Collection efficiency will likely be affected and sustained improvement in delinquencies is expected from the second half of the financial year (H2 FY26), according to India Ratings. The agency maintained a deteriorating sector outlook for non-banking financial companies (NBFC) and a stable rating outlook for microfinance institutions (MFIs) in FY26.
 
“In the near term, we will continue to watch out for the impact of forward flows on the Karnataka portfolio resulting from the ordinance, the implementation of the three-lender norm from 1 April 2025,” said Karan Gupta, senior director, financial institutions, India Ratings.
 
 
Delinquencies for NBFCs working as MFIs continued to increase in Q3 FY25) across buckets. Defaults in 90 plus days past due (DPD) —the number of days a loan payment is overdue — increased to 3.5 per cent from 2.8 per cent in Q2 FY25 and 1.8 per cent in Q1 FY25. Delinquencies increased in the 60 plus DPD bucket as well: to 5.6 per cent in Q3 FY25 from 3.9 per cent in Q2 and 2.6 per cent in Q1 FY25. 
 
Growth and disbursements further in Q3 FY25 and are expected to have been sluggish in Q4 FY25. Profitability was affected in Q3 FY25, and most NBFC-MFIs’ net losses widened during the quarter amid a significant increase in credit costs and operating expenses as entities increased their collection efforts, said India Ratings.
 
Despite capital impairments due to losses, the leverage of NBFC-MFIs was supported by a decline in disbursements.

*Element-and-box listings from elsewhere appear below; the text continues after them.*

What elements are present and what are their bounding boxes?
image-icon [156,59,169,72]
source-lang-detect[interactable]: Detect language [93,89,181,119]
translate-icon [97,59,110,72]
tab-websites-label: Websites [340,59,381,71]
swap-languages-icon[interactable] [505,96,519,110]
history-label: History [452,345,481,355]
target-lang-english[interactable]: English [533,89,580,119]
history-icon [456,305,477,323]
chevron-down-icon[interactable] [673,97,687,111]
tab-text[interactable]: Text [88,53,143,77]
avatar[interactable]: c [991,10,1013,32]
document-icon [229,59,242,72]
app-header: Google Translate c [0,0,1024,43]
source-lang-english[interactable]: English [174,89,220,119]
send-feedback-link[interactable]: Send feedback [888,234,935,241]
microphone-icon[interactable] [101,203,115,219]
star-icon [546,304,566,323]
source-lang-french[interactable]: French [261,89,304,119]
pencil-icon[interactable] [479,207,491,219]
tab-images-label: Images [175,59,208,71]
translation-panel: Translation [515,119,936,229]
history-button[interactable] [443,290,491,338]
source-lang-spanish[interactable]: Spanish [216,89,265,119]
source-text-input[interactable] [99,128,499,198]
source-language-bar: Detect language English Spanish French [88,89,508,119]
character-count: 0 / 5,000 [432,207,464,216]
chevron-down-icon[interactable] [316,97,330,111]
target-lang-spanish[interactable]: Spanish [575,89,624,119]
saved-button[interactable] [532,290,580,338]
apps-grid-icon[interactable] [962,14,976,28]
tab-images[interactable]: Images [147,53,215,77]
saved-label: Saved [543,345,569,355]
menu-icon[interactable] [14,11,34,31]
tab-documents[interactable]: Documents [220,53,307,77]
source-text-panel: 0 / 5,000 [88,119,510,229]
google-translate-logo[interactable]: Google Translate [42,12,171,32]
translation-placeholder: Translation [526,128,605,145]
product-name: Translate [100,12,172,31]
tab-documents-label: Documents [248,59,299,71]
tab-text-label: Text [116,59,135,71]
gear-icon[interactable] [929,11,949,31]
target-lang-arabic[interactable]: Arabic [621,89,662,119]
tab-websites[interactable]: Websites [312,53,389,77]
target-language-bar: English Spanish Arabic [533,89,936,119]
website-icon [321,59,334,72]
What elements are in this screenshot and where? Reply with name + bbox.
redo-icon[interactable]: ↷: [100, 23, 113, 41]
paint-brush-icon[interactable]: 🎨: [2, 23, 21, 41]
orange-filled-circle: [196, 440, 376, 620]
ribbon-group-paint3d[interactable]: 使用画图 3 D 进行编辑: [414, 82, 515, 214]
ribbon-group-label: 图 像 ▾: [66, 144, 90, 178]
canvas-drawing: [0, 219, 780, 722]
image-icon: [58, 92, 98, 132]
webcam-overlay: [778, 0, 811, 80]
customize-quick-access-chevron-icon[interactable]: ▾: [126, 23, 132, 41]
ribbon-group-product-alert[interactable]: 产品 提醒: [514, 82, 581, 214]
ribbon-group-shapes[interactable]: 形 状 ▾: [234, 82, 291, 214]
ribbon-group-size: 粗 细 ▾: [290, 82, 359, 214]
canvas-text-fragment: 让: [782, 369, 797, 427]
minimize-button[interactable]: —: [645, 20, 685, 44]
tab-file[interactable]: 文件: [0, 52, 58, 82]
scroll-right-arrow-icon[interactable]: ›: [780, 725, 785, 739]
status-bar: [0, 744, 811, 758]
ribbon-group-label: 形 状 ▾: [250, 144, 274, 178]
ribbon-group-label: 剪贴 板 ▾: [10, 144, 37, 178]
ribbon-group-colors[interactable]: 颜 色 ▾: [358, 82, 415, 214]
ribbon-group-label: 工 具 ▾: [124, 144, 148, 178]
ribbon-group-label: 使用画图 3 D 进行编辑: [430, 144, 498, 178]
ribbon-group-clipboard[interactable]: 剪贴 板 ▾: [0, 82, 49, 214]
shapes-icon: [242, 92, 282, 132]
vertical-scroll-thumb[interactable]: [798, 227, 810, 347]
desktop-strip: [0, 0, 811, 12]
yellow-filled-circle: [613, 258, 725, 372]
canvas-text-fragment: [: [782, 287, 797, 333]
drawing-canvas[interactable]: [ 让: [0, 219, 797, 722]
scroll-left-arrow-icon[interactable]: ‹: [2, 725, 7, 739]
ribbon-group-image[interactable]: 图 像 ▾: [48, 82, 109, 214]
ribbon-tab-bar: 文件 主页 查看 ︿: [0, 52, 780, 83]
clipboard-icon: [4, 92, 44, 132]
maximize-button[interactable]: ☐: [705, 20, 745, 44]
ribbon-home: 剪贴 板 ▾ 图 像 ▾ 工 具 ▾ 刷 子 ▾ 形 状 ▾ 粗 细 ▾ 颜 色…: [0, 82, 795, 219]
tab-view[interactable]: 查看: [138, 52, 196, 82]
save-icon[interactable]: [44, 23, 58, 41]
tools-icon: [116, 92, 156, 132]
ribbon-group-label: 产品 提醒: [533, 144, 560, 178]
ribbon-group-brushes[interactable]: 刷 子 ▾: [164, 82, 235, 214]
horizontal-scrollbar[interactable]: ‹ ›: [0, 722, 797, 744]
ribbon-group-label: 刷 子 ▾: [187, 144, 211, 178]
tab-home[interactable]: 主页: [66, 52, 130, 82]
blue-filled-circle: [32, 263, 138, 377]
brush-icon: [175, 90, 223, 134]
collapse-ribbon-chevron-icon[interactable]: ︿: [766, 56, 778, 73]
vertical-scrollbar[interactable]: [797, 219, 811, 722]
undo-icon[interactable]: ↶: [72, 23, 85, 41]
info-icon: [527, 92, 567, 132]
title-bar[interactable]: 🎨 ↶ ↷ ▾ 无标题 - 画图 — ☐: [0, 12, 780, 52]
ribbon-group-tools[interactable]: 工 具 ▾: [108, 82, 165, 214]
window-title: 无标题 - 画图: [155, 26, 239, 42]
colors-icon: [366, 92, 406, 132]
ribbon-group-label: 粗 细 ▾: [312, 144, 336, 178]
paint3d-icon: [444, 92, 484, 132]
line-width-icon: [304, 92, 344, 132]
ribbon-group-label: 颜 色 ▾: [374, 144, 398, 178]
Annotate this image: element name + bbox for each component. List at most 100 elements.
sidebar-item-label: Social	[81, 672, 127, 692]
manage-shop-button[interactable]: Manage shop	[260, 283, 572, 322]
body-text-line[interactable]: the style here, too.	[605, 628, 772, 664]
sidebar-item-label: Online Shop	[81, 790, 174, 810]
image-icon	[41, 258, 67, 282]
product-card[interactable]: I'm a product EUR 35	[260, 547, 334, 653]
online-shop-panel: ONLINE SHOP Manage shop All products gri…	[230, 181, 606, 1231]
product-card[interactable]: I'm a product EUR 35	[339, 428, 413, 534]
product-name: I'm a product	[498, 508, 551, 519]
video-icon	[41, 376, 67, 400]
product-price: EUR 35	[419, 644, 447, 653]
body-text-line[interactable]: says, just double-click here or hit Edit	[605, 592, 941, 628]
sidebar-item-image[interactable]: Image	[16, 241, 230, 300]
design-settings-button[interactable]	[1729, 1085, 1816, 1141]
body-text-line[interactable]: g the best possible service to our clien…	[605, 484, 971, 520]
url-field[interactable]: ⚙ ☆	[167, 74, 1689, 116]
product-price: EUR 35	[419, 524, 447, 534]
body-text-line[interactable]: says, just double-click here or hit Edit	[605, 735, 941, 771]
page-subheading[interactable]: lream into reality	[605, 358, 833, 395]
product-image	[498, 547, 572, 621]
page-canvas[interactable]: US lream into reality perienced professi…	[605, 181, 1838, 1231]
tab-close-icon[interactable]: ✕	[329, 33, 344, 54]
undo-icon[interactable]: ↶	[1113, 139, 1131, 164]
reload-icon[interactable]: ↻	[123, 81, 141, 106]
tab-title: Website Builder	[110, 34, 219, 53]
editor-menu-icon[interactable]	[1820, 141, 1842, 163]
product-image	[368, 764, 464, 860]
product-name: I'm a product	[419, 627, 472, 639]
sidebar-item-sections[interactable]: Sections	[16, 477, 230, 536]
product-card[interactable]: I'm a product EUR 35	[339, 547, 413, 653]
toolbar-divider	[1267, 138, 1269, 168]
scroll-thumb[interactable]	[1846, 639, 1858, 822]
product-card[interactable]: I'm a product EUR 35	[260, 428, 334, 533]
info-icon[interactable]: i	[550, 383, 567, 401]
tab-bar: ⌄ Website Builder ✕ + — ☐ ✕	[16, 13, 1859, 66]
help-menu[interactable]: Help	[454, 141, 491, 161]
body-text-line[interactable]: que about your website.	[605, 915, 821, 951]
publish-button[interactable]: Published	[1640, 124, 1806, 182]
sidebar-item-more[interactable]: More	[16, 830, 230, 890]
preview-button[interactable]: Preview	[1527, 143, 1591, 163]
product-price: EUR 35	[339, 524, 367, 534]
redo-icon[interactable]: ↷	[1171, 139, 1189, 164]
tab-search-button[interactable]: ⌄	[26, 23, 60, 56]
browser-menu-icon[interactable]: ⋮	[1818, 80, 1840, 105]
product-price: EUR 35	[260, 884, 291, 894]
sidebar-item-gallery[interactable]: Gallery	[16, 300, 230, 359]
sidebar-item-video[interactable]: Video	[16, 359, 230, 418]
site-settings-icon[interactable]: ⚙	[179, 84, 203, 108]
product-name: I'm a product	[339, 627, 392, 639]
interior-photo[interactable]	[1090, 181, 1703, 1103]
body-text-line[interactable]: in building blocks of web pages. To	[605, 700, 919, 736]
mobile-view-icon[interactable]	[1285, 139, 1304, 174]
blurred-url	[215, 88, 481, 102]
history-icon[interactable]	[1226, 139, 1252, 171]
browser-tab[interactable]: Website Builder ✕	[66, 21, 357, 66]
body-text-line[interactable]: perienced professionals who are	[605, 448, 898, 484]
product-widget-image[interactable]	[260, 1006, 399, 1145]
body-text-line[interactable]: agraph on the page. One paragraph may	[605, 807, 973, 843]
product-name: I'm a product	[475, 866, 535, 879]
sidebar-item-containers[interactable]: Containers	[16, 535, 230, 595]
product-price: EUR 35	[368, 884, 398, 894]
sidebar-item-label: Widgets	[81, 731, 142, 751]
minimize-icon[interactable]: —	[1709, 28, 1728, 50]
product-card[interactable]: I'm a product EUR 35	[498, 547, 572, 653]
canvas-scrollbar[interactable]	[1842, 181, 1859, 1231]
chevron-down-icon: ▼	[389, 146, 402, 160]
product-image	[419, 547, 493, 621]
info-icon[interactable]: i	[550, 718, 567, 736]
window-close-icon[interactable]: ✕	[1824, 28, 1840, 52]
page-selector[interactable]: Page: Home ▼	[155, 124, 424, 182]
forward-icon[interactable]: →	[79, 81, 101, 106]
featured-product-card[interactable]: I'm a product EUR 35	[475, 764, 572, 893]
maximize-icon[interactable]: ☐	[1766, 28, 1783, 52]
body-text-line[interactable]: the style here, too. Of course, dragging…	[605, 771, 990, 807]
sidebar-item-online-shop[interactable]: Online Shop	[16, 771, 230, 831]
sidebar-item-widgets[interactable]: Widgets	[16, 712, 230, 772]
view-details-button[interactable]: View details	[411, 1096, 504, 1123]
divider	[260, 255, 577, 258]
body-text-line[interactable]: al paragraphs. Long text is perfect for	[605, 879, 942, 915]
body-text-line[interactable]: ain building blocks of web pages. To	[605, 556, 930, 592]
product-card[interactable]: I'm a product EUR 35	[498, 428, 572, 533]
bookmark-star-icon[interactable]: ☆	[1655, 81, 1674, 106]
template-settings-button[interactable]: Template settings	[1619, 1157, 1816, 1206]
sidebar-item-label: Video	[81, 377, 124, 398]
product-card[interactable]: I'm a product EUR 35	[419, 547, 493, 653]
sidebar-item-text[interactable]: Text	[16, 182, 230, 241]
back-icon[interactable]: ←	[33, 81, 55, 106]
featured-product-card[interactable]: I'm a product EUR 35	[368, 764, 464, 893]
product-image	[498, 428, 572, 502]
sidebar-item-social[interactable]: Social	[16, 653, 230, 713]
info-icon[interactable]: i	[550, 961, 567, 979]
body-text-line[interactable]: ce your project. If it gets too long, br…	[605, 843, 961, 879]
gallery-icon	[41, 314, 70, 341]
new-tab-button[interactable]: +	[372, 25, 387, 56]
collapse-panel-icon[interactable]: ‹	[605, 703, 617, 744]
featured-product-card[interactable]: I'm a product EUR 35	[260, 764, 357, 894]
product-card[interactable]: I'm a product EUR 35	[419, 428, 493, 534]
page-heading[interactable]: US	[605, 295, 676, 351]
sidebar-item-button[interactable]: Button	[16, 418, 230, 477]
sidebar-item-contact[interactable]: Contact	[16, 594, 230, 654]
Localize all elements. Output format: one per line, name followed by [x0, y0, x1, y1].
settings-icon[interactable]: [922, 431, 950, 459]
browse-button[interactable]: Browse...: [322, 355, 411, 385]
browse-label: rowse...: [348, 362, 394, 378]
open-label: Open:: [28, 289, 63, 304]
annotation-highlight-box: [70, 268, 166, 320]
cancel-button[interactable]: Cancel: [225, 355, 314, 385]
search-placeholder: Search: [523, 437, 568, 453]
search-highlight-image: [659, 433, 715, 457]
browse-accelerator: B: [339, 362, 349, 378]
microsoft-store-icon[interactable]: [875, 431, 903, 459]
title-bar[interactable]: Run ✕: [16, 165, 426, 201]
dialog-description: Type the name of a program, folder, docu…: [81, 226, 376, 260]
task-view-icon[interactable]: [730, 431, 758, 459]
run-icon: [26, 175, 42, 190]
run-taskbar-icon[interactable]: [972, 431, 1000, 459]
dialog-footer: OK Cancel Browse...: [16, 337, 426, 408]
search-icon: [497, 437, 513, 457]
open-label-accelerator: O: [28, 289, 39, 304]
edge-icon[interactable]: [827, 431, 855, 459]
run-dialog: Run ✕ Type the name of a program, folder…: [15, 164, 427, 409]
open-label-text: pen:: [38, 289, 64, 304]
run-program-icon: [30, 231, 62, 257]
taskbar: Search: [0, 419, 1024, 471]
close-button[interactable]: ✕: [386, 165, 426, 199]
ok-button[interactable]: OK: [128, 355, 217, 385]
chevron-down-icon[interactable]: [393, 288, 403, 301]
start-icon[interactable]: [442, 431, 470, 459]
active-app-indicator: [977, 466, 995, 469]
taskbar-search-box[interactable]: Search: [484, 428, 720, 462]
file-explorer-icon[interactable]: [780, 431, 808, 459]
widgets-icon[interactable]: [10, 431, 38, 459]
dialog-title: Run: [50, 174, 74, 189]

Such lenders maintained adequate liquidity to cover the next two to three months of scheduled debt repayment obligations.
 
Annualised credit costs of NBFC-MFIs increased to 13.5 per cent in Q3 FY25 from 9.9 per cent in Q2 and 4.5 per cent in Q1 to provide for higher delinquencies across buckets.
 
For full FY25, the agency expects credit costs to be at 9.6 per cent, which is likely to come down to around 4.0 per cent in FY26, with improving delinquency trends from H2 FY26. The agency will track predicted severe heat waves across northern and western and the progress of monsoon rains.